Along the roadsides and southern hills the blackberries are ripe. They hang fat and gleaming in the sun, tempting passing cyclists. This time of year you’ll often see me at the side of the road or pulled up on the sidewalk, bicycle discarded, hands scratched and lips purple, mouth full of sunshine.
A perfectly ripe blackberry is plump and firm between your finger tips. It separates from the stem with the gentlest tug. The attachment point is clean white. Press it between your tongue and palate and it dissolves with the sweet, dark taste of summer. For baking, though, you want sour with your sweet. Pick your berries a little firmer, a little less glossy. They separate with a twist and a snap so soft you feel it in your fingers more than hear it.

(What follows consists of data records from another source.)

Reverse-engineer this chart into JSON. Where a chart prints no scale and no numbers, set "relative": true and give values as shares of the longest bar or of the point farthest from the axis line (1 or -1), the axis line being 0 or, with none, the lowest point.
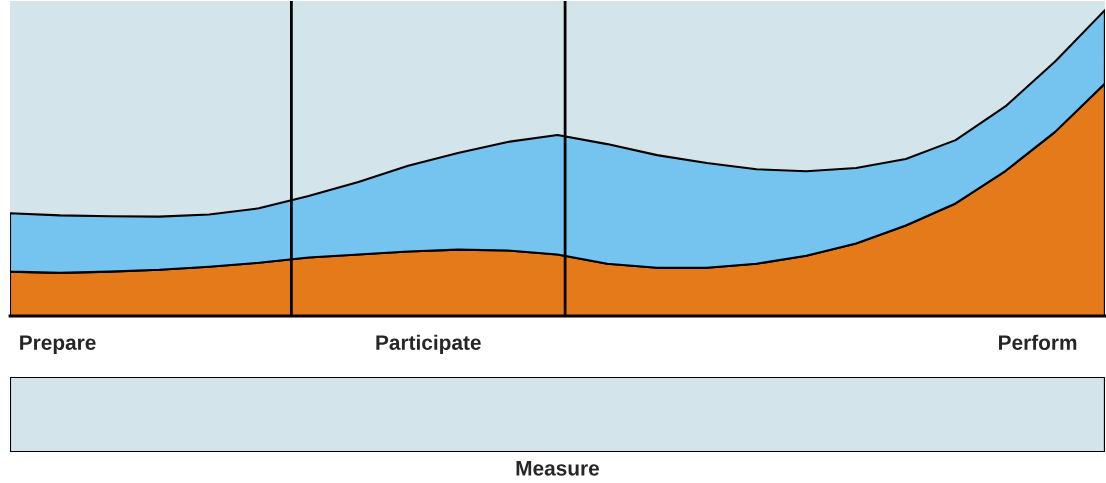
{
  "chart_data": [
    {
      "type": "area",
      "stacked": true,
      "relative": true,
      "categories": [
        null,
        null,
        null,
        null,
        null,
        null,
        null,
        null,
        null,
        null,
        null,
        null,
        null,
        null,
        null,
        null,
        null,
        null,
        null,
        null,
        null,
        null,
        null
      ],
      "series": [
        {
          "color": "#e57a1a",
          "values": [
            0.145,
            0.141,
            0.145,
            0.151,
            0.161,
            0.174,
            0.191,
            0.201,
            0.211,
            0.217,
            0.214,
            0.201,
            0.171,
            0.158,
            0.158,
            0.171,
            0.197,
            0.237,
            0.296,
            0.368,
            0.474,
            0.602,
            0.76
          ]
        },
        {
          "color": "#74c4ef",
          "values": [
            0.191,
            0.188,
            0.181,
            0.174,
            0.171,
            0.178,
            0.201,
            0.237,
            0.28,
            0.316,
            0.355,
            0.391,
            0.391,
            0.368,
            0.342,
            0.309,
            0.276,
            0.247,
            0.217,
            0.207,
            0.211,
            0.23,
            0.24
          ]
        }
      ],
      "annotations": [
        "Prepare",
        "Participate",
        "Perform"
      ]
    },
    {
      "type": "other",
      "xlabel": "Measure"
    }
  ]
}
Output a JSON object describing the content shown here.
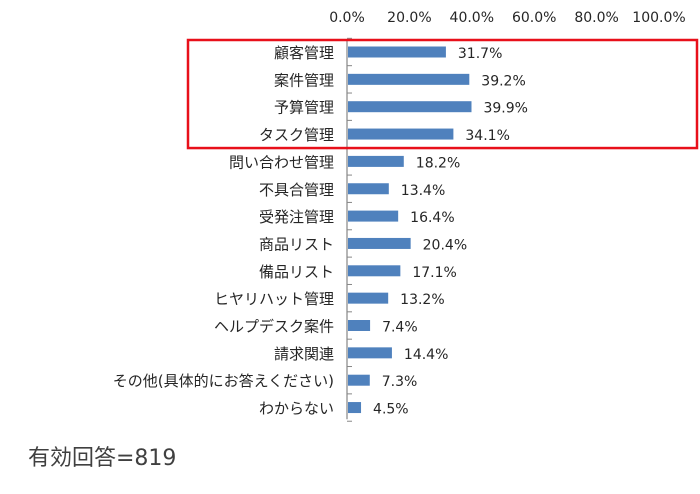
{
  "chart_data": {
    "type": "bar",
    "orientation": "horizontal",
    "categories": [
      "顧客管理",
      "案件管理",
      "予算管理",
      "タスク管理",
      "問い合わせ管理",
      "不具合管理",
      "受発注管理",
      "商品リスト",
      "備品リスト",
      "ヒヤリハット管理",
      "ヘルプデスク案件",
      "請求関連",
      "その他(具体的にお答えください)",
      "わからない"
    ],
    "values": [
      31.7,
      39.2,
      39.9,
      34.1,
      18.2,
      13.4,
      16.4,
      20.4,
      17.1,
      13.2,
      7.4,
      14.4,
      7.3,
      4.5
    ],
    "data_labels": [
      "31.7%",
      "39.2%",
      "39.9%",
      "34.1%",
      "18.2%",
      "13.4%",
      "16.4%",
      "20.4%",
      "17.1%",
      "13.2%",
      "7.4%",
      "14.4%",
      "7.3%",
      "4.5%"
    ],
    "xlim": [
      0,
      100
    ],
    "x_ticks": [
      "0.0%",
      "20.0%",
      "40.0%",
      "60.0%",
      "80.0%",
      "100.0%"
    ],
    "x_axis_position": "top",
    "grid": false,
    "highlighted_categories": [
      "顧客管理",
      "案件管理",
      "予算管理",
      "タスク管理"
    ],
    "colors": {
      "bar": "#4f81bd",
      "highlight_box": "#e8101a",
      "axis": "#868686",
      "text": "#262626"
    }
  },
  "footnote": "有効回答=819"
}
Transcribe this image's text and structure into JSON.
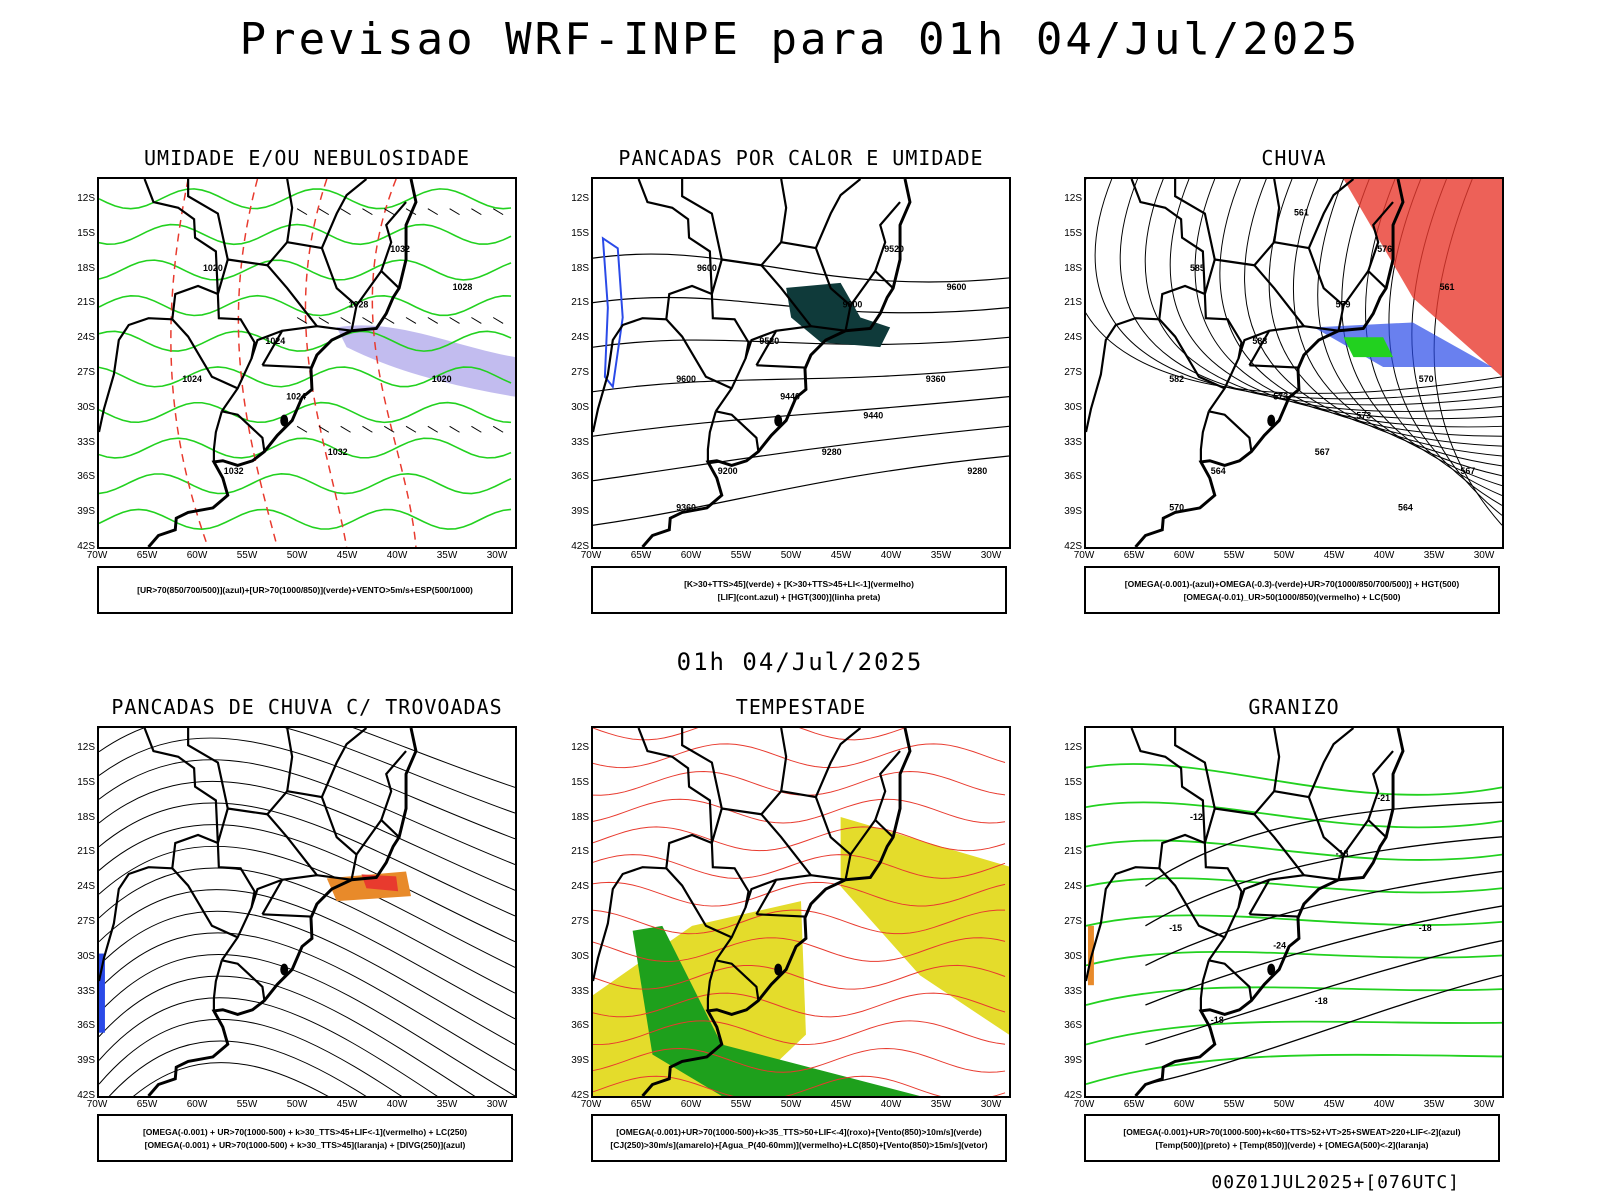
{
  "title": "Previsao WRF-INPE  para 01h 04/Jul/2025",
  "mid_title": "01h 04/Jul/2025",
  "footer": "00Z01JUL2025+[076UTC]",
  "lat_labels": [
    "12S",
    "15S",
    "18S",
    "21S",
    "24S",
    "27S",
    "30S",
    "33S",
    "36S",
    "39S",
    "42S"
  ],
  "lon_labels": [
    "70W",
    "65W",
    "60W",
    "55W",
    "50W",
    "45W",
    "40W",
    "35W",
    "30W"
  ],
  "colors": {
    "red": "#e83a2e",
    "green": "#22d11f",
    "blue": "#2a4ae8",
    "dark": "#0f3a3a",
    "yellow": "#e4dc2b",
    "orange": "#e88a2a",
    "lavender": "#b7b0ec"
  },
  "panels": [
    {
      "title": "UMIDADE E/OU NEBULOSIDADE",
      "legend1": "[UR>70(850/700/500)](azul)+[UR>70(1000/850)](verde)+VENTO>5m/s+ESP(500/1000)",
      "legend2": "",
      "contour_labels": [
        "1020",
        "1024",
        "1028",
        "1032",
        "1024",
        "1020",
        "1032",
        "1032",
        "1028",
        "1024"
      ]
    },
    {
      "title": "PANCADAS POR CALOR E UMIDADE",
      "legend1": "[K>30+TTS>45](verde) + [K>30+TTS>45+LI<-1](vermelho)",
      "legend2": "[LIF](cont.azul) + [HGT(300)](linha preta)",
      "contour_labels": [
        "9600",
        "9600",
        "9600",
        "9520",
        "9440",
        "9360",
        "9280",
        "9200",
        "9600",
        "9520",
        "9440",
        "9360",
        "9280"
      ]
    },
    {
      "title": "CHUVA",
      "legend1": "[OMEGA(-0.001)-(azul)+OMEGA(-0.3)-(verde)+UR>70(1000/850/700/500)] + HGT(500)",
      "legend2": "[OMEGA(-0.01)_UR>50(1000/850)(vermelho) + LC(500)",
      "contour_labels": [
        "585",
        "582",
        "579",
        "576",
        "573",
        "570",
        "567",
        "564",
        "561",
        "588",
        "573",
        "570",
        "567",
        "564",
        "561"
      ]
    },
    {
      "title": "PANCADAS DE CHUVA C/ TROVOADAS",
      "legend1": "[OMEGA(-0.001) + UR>70(1000-500) + k>30_TTS>45+LIF<-1](vermelho) + LC(250)",
      "legend2": "[OMEGA(-0.001) + UR>70(1000-500) + k>30_TTS>45](laranja) + [DIVG(250)](azul)",
      "contour_labels": []
    },
    {
      "title": "TEMPESTADE",
      "legend1": "[OMEGA(-0.001)+UR>70(1000-500)+k>35_TTS>50+LIF<-4](roxo)+[Vento(850)>10m/s](verde)",
      "legend2": "[CJ(250)>30m/s](amarelo)+[Agua_P(40-60mm)](vermelho)+LC(850)+[Vento(850)>15m/s](vetor)",
      "contour_labels": []
    },
    {
      "title": "GRANIZO",
      "legend1": "[OMEGA(-0.001)+UR>70(1000-500)+k<60+TTS>52+VT>25+SWEAT>220+LIF<-2](azul)",
      "legend2": "[Temp(500)](preto) + [Temp(850)](verde) + [OMEGA(500)<-2](laranja)",
      "contour_labels": [
        "-12",
        "-15",
        "-18",
        "-21",
        "-24",
        "-18",
        "-18",
        "-18"
      ]
    }
  ]
}
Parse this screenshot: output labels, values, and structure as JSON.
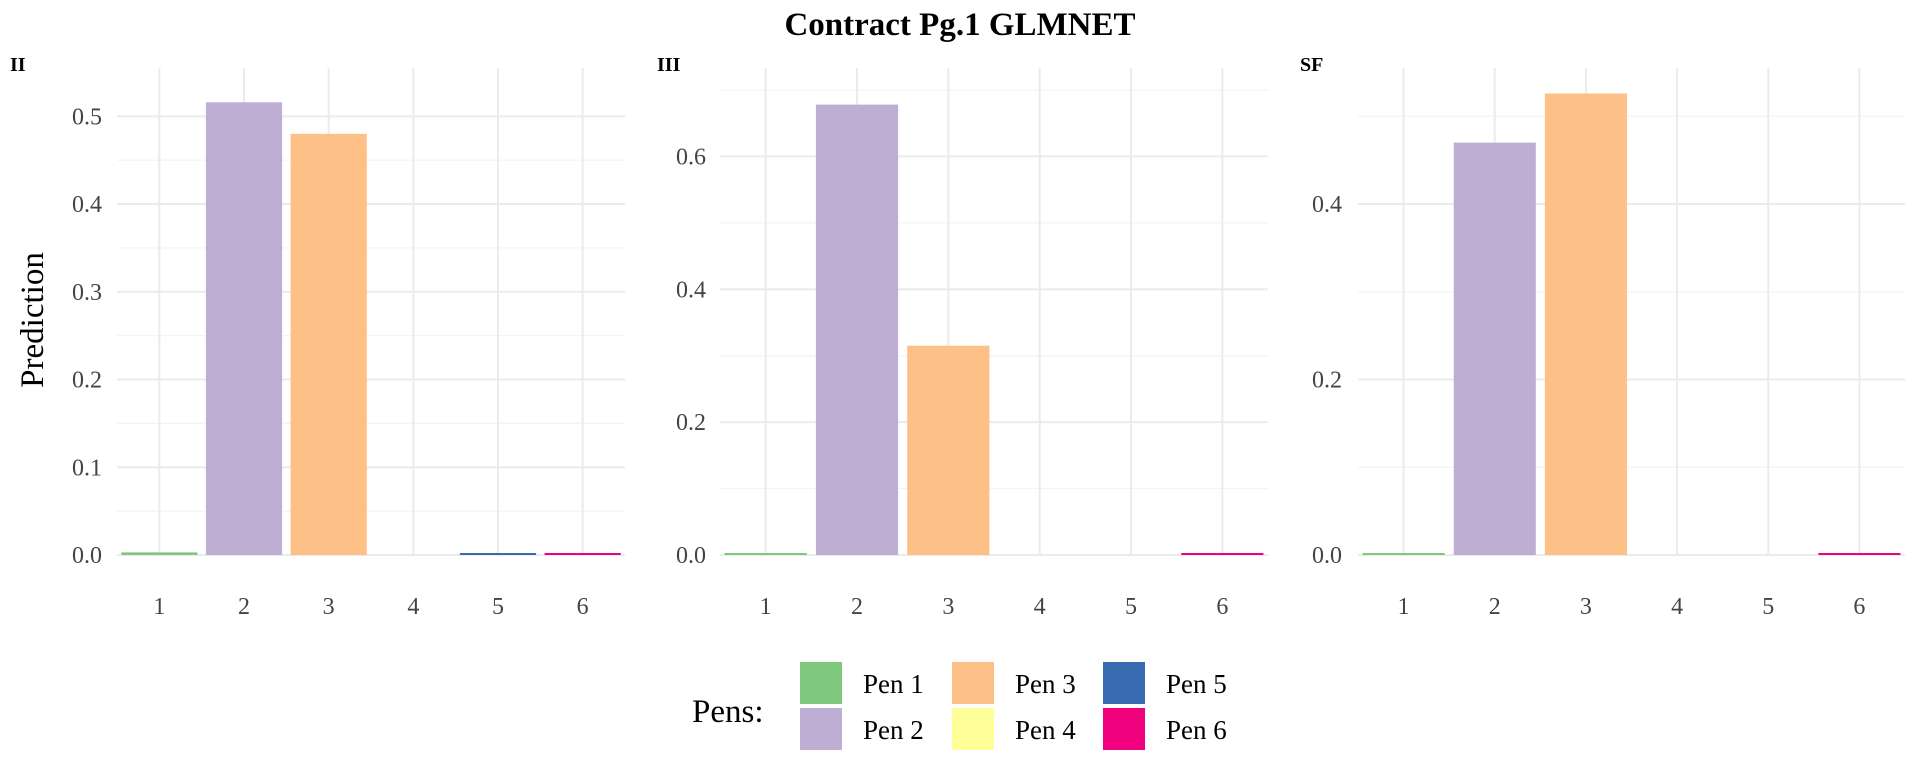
{
  "chart_data": {
    "type": "bar",
    "title": "Contract Pg.1 GLMNET",
    "ylabel": "Prediction",
    "categories": [
      "1",
      "2",
      "3",
      "4",
      "5",
      "6"
    ],
    "legend": {
      "title": "Pens:",
      "placement": "bottom",
      "entries": [
        {
          "name": "Pen 1",
          "color": "#7fc97f"
        },
        {
          "name": "Pen 2",
          "color": "#beaed4"
        },
        {
          "name": "Pen 3",
          "color": "#fdc086"
        },
        {
          "name": "Pen 4",
          "color": "#ffff99"
        },
        {
          "name": "Pen 5",
          "color": "#386cb0"
        },
        {
          "name": "Pen 6",
          "color": "#f0027f"
        }
      ]
    },
    "panels": [
      {
        "label": "II",
        "ylim": [
          0,
          0.53
        ],
        "yticks": [
          0.0,
          0.1,
          0.2,
          0.3,
          0.4,
          0.5
        ],
        "ytick_labels": [
          "0.0",
          "0.1",
          "0.2",
          "0.3",
          "0.4",
          "0.5"
        ],
        "values": [
          0.003,
          0.516,
          0.48,
          0.0,
          0.001,
          0.001
        ]
      },
      {
        "label": "III",
        "ylim": [
          0,
          0.7
        ],
        "yticks": [
          0.0,
          0.2,
          0.4,
          0.6
        ],
        "ytick_labels": [
          "0.0",
          "0.2",
          "0.4",
          "0.6"
        ],
        "values": [
          0.002,
          0.678,
          0.315,
          0.0,
          0.0,
          0.001
        ]
      },
      {
        "label": "SF",
        "ylim": [
          0,
          0.53
        ],
        "yticks": [
          0.0,
          0.2,
          0.4
        ],
        "ytick_labels": [
          "0.0",
          "0.2",
          "0.4"
        ],
        "values": [
          0.002,
          0.47,
          0.526,
          0.0,
          0.0,
          0.001
        ]
      }
    ],
    "grid": true
  }
}
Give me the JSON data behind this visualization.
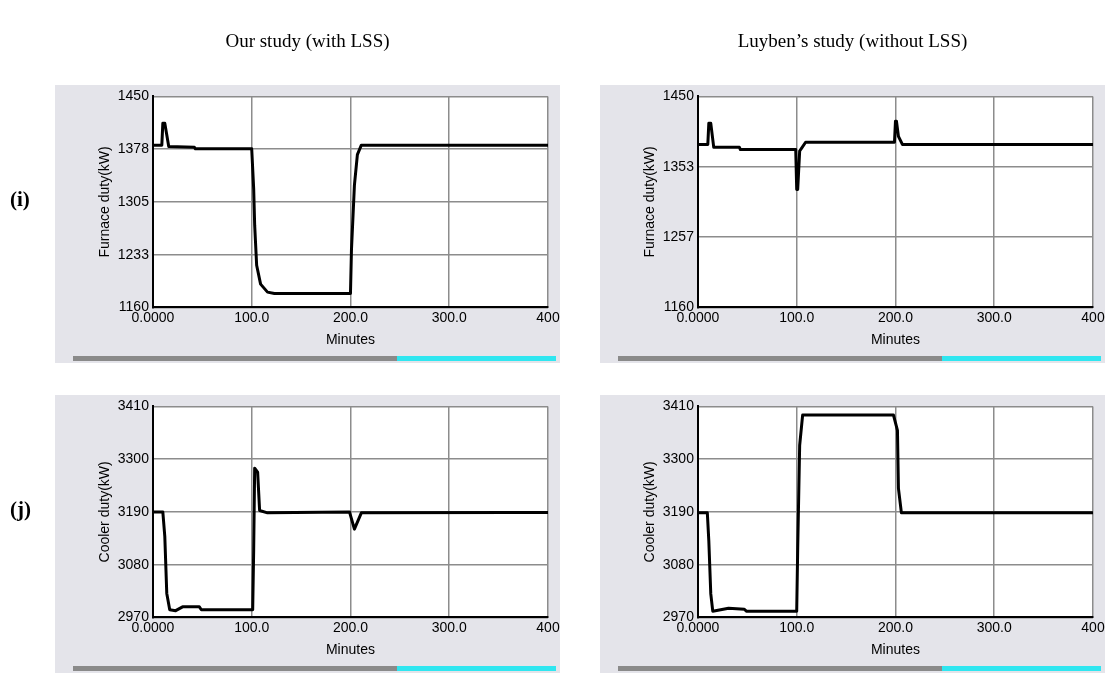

I rode back from the commissary late on Thursday. The sun had set, the sky ahead fading orange to green to white. At home, I pulled double-kneed canvas pants out of my pannier and on over my shorts, zipped my dad’s old hickory striped work shirt over my tank top, and switched my sandals for the boots just inside the door, not bothering with socks. I walked to the bottom of the garden. I was still wearing my helmet with its mounted light. The wall of brambles rose in front of me. I could hear a small creature scurrying underneath, the roar of the telephone pole factory like an airplane taking off, cars on the road behind me. On the other side of the hedge the neighbor’s dog stirred and growled on its chain. I pushed into the thorns, using the protection of pants and boots to reach deeper. The blackberries gleamed in the white light of my helmet. I filled one half flat and another till I had enough for the market bake. Then I picked up my boxes, turned off my light, and walked back to the house in the dark.